“The others who were on the raft. Allah has chosen you to honor him.”
“How can we do that?” said Mattias, unable to disguise his bitterness. He was hiding an important fact from the sheikh. He was no longer a believer. Yes, he had survived a terrible ordeal, but he had come to view his survival as a matter of luck, not divine providence. Certainly not a reward for his piety. What he had done on the raft flew in the face of all that was pious. He had abandoned the bounds of accepted human behavior. He had fought, he had killed, and worse. He had become inhuman, a savage, a primitive far beyond the Prophet’s purview.
Mattias rose, upset. The sheikh placed a hand on his. “Please. I understand. I do.”
Mattias heard something in the man’s voice he had not heard before. He sat. “All right.”
For an hour he listened to the Saudi. The sheikh’s voice had a hypnotic quality, his eyes beacons of faith. Mattias quickly forgot about his job. The sheikh told him a story about a hero called to perform a task far beyond his abilities. The hero was a common man, a man born to faith but who over time, beaten down by life’s broken promises and failed dreams, had grown estranged from God. He was not a brave man, but when presented with adversity, he had responded bravely. God could not judge him for doing what any of his creatures would do to survive. Was God not in some way responsible?
“Are you speaking about me?”
“You are a hero.”
“I am not.”
“Not yet, perhaps. I wish to give you a chance to become one. A chance to turn your suffering to the advantage of others.”
“But how?”
And so the sheikh told him.
Mattias was too stunned to give an immediate answer. He promised to consider it. To his surprise, he needed only a short time. He agreed. Days, not weeks. The fact was, he had been looking for an avenue of escape for years.
A chance to be a hero.
Thanks be unto him, the Prophet.
An hour later, Mattias had collected his friend. For a while they drove in silence. Ingolstadt was behind them. They’d passed the cities of Augsburg and Ulm. Paris was a further six-hour drive.
For the first time Mattias acknowledged the butterflies in his stomach, the cord of unease tugging at him. The trip could end only one way. Strangely, he was not at all frightened.

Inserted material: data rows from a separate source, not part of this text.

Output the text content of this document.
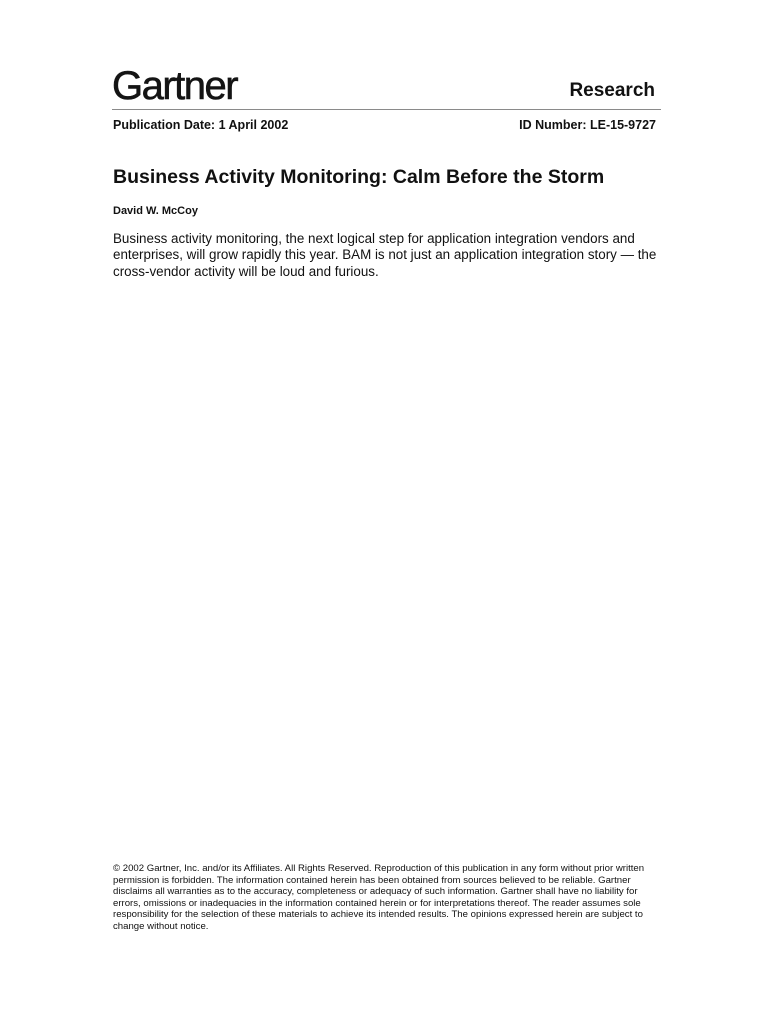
Gartner	Research
Publication Date: 1 April 2002	ID Number: LE-15-9727
Business Activity Monitoring: Calm Before the Storm
David W. McCoy
Business activity monitoring, the next logical step for application integration vendors and enterprises, will grow rapidly this year. BAM is not just an application integration story — the cross-vendor activity will be loud and furious.
© 2002 Gartner, Inc. and/or its Affiliates. All Rights Reserved. Reproduction of this publication in any form without prior written permission is forbidden. The information contained herein has been obtained from sources believed to be reliable. Gartner disclaims all warranties as to the accuracy, completeness or adequacy of such information. Gartner shall have no liability for errors, omissions or inadequacies in the information contained herein or for interpretations thereof. The reader assumes sole responsibility for the selection of these materials to achieve its intended results. The opinions expressed herein are subject to change without notice.
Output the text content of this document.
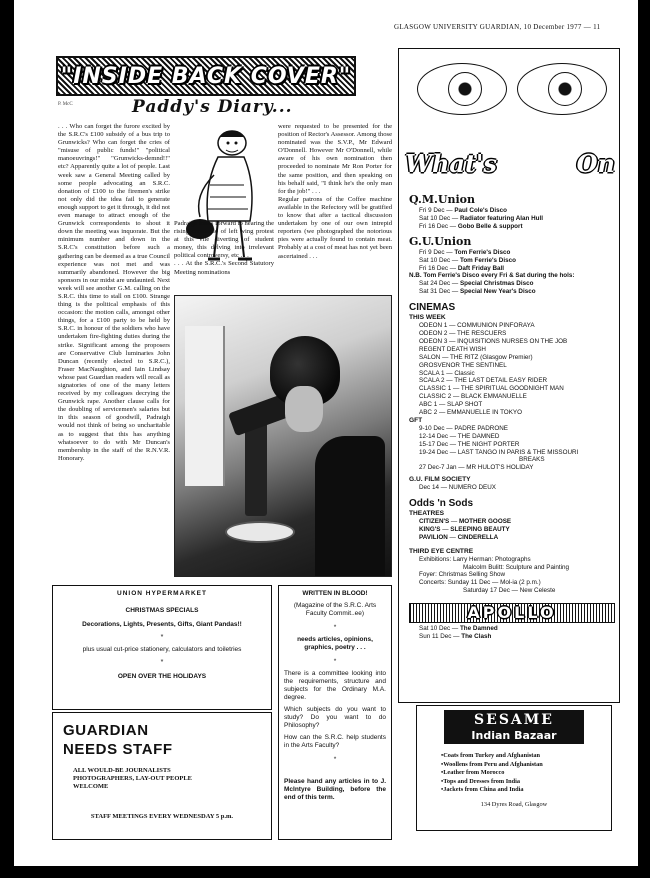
GLASGOW UNIVERSITY GUARDIAN, 10 December 1977 — 11
"INSIDE BACK COVER"
P. McC	Paddy's Diary...

. . . Who can forget the furore excited by the S.R.C's £100 subsidy of a bus trip to Grunwicks? Who can forget the cries of "misuse of public funds!" "political manoeuvrings!" "Grunwicks-demnd!!" etc? Apparently quite a lot of people. Last week saw a General Meeting called by some people advocating an S.R.C. donation of £100 to the firemen's strike not only did the idea fail to generate enough support to get it through, it did not even manage to attract enough of the Grunwick correspondents to shout it down the meeting was inquorate. But the minimum number and down in the S.R.C's constitution before such a gathering can be deemed as a true Council experience was not met and was summarily abandoned. However the big sponsors in our midst are undaunted. Next week will see another G.M. calling on the S.R.C. this time to stall on £100. Strange thing is the political emphasis of this occasion: the motion calls, amongst other things, for a £100 party to be held by S.R.C. in honour of the soldiers who have undertaken fire-fighting duties during the strike. Significant among the proposers are Conservative Club luminaries John Duncan (recently elected to S.R.C.), Fraser MacNaughton, and Iain Lindsay whose past Guardian readers will recall as signatories of one of the many letters received by my colleagues decrying the Grunwick rape. Another clause calls for the doubling of servicemen's salaries but in this season of goodwill, Padraigh would not think of being so uncharitable as to suggest that this has anything whatsoever to do with Mr Duncan's membership in the staff of the R.N.V.R. Honorary.

Padraigh looks forward to hearing the rising crescendo of left wing protest at this vile diverting of student money, this delving into irrelevant political controversy, etc . . .

. . . At the S.R.C.'s Second Statutory Meeting nominations

were requested to be presented for the position of Rector's Assessor. Among those nominated was the S.V.P., Mr Edward O'Donnell. However Mr O'Donnell, while aware of his own nomination then proceeded to nominate Mr Ron Porter for the same position, and then speaking on his behalf said, "I think he's the only man for the job!" . . .

Regular patrons of the Coffee machine available in the Refectory will be gratified to know that after a tactical discussion undertaken by one of our own intrepid reporters (we photographed the notorious pies were actually found to contain meat. Probably at a cost of meat has not yet been ascertained . . .

UNION HYPERMARKET
CHRISTMAS SPECIALS
Decorations, Lights, Presents, Gifts, Giant Pandas!!
*
plus usual cut-price stationery, calculators and toiletries
*
OPEN OVER THE HOLIDAYS
GUARDIAN
NEEDS STAFF
ALL WOULD-BE JOURNALISTS
PHOTOGRAPHERS, LAY-OUT PEOPLE
WELCOME
STAFF MEETINGS EVERY WEDNESDAY 5 p.m.
WRITTEN IN BLOOD!
(Magazine of the S.R.C. Arts Faculty Commit..ee)
*
needs articles, opinions, graphics, poetry . . .
*
There is a committee looking into the requirements, structure and subjects for the Ordinary M.A. degree.
Which subjects do you want to study? Do you want to do Philosophy?
How can the S.R.C. help students in the Arts Faculty?
*
Please hand any articles in to J. McIntyre Building, before the end of this term.
What's	On
Q.M.Union
Fri 9 Dec — Paul Cole's Disco
Sat 10 Dec — Radiator featuring Alan Hull
Fri 16 Dec — Gobo Belle & support
G.U.Union
Fri 9 Dec — Tom Ferrie's Disco
Sat 10 Dec — Tom Ferrie's Disco
Fri 16 Dec — Daft Friday Ball
N.B. Tom Ferrie's Disco every Fri & Sat during the hols:
Sat 24 Dec — Special Christmas Disco
Sat 31 Dec — Special New Year's Disco
CINEMAS
THIS WEEK
ODEON 1 — COMMUNION PINFORAYA
ODEON 2 — THE RESCUERS
ODEON 3 — INQUISITIONS NURSES ON THE JOB
REGENT DEATH WISH
SALON — THE RITZ (Glasgow Premier)
GROSVENOR THE SENTINEL
SCALA 1 — Classic
SCALA 2 — THE LAST DETAIL EASY RIDER
CLASSIC 1 — THE SPIRITUAL GOODNIGHT MAN
CLASSIC 2 — BLACK EMMANUELLE
ABC 1 — SLAP SHOT
ABC 2 — EMMANUELLE IN TOKYO
GFT
9-10 Dec — PADRE PADRONE
12-14 Dec — THE DAMNED
15-17 Dec — THE NIGHT PORTER
19-24 Dec — LAST TANGO IN PARIS & THE MISSOURI
BREAKS
27 Dec-7 Jan — MR HULOT'S HOLIDAY
G.U. FILM SOCIETY
Dec 14 — NUMERO DEUX
Odds 'n Sods
THEATRES
CITIZEN'S — MOTHER GOOSE
KING'S — SLEEPING BEAUTY
PAVILION — CINDERELLA
THIRD EYE CENTRE
Exhibitions: Larry Herman: Photographs
Malcolm Bulitt: Sculpture and Painting
Foyer: Christmas Selling Show
Concerts: Sunday 11 Dec — Mol-ia (2 p.m.)
Saturday 17 Dec — New Celeste
APOLLO
Sat 10 Dec — The Damned
Sun 11 Dec — The Clash
SESAME
Indian Bazaar
•Coats from Turkey and Afghanistan
•Woollens from Peru and Afghanistan
•Leather from Morocco
•Tops and Dresses from India
•Jackets from China and India
134 Dyres Road, Glasgow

He’d seen too much for that. If anything, he felt exhilarated, eager, optimistic even.
He turned in his seat. “So,” he said, “how was it?”
“Not so bad, I guess,” said Hassan, the new arrival. “If you like sausage.”
A moment. A look all around. The men broke into laughter.
Chapter 41
Naples
If Rome was bad, Naples was a catastrophe. Not because refugees crowded the streets, but because trash did. Trash everywhere. Piled on sidewalks in heaps ten feet high, overflowingcassonetti,clogging gutters.
Luca Borgia placed a handkerchief over his nose and mouth as they passed through the Spanish quarter, the city’s worst, and turned down the Via Santa Chiara toward the harbor. Sometimes he thought the entire country was falling apart. It would be easier if he stayed at the Castello dell’Aquila and tended to his roses, rode his horses through the magnificent countryside, and made love to his mistress.
And then?
Sooner or later the country’s ills would land on his doorstep. Perhaps not a trash strike. The Camorra didn’t control Umbria, not yet anyway. But the tide of unrest and unemployment, the degradation of decent family values, the forfeit of native culture, and the adoption of foreign ways. Yes, one day it would arrive. Italy was being invaded, as surely as if the Goths had returned to her shores, bringing with them their barbarian ways. Borgia saw himself as his country’s staunch defender, standing at her borders with sword and shield to drive them back.
They turned onto Calata della Marinella and drove along the docks. At the sight of the water and ships and the boats crisscrossing the harbor, he felt a shell form around him, a second skin to keep the dirt off him.
Sicily had the Mafia. Calabria, the ’Ndrangheta. And Naples, the Camorra.
The Port of Naples was one of the oldest and largest in all the Mediterranean, built around a crescent-shaped harbor many considered one of Europe’s finest natural anchorages. Seventy thousand vessels came and went each year. Five hundred thousand shipping containers loaded and unloaded. Thirty million tons of cargo. And not a single thing moved without tribute being paid.
Borgia continued past the passenger terminal—shiny and new, buffed to a gleaming white perfection, four cruise ships at dock. Past the automobile terminal, crowded with the five-story-tall oceangoing ferries that connected Naples to Palermo, Corsica, and Sardinia. And into the gritty heart of the port, the commercial cargo and container terminals. An iron and steel jungle of cranes and winches and tractors. Nothing shiny and new here.
“Number 37,” said Borgia to his driver as they passed one warehouse after another, old brick buildings, no two alike.